March 13, 2004

Take Me Out to the Ball Game

Today I went to my first football match in a couple of years. It's not that I don't enjoy going to football matches - I used to go to most home matches - I just couldn't justify the price. To see Hooterville United it costs 12 to sit in the stands.

I decided to go today for two reasons. First, it's nearly my birthday and I thought I would treat myself. Second, they were playing Accrington Stanley. Though it was one of the founding members of the Football League in 1888, Accrington had in recent years dropped all the way down to the Unibond League. With its fortunes on the rise, it is now playing in the Nationwide Conference. My interest in Accrington goes back to my time as an intern at Westminster in 1992. I worked for the MP from Accrington who was also a vice-president of the club.

I was hoping for a spectacular display of goal scoring by United, after their 9-0 drubbing of Dagenham & Redbridge. No such luck. For a long time I thought it was going to be a 0-0 draw. Then due to a nasty foul in the penalty area that resulted in a sending off as well as a penalty kick, the hometown boys managed a 1-0 win.

Despite the lack of goals, I had forgotten how much better live football is than watching it on the telly, even without instant replay. It might not be so good in the cheap seats at a Premiership match (I don't know, as I've never been able to afford the seats or the petrol to get to them), but on the front row of the stand - which is probably twenty feet above the pitch, as there is a terrace (standing area) underneath - I could see all of the action except for a tiny sliver of the pitch in the corner on my side at the opposite end from where I was sitting.

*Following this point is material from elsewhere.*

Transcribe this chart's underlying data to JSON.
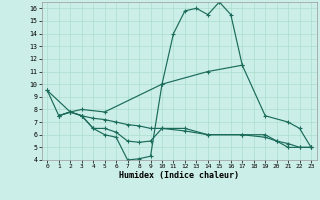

I'm planning to go back one more time before the end of the season. The last match is at home against Chester City. The scheduling couldn't have been more seredipitous. Who would have known last summer that United would spend the first half of the season in first place and the second half in second place, chasing Chester. All United need to do is make up the three of the five points by which they trail Chester in the standing - or even just two points if United keep their advantage in goal difference - for the final match to decide who gets automatic promotion back into the Football League.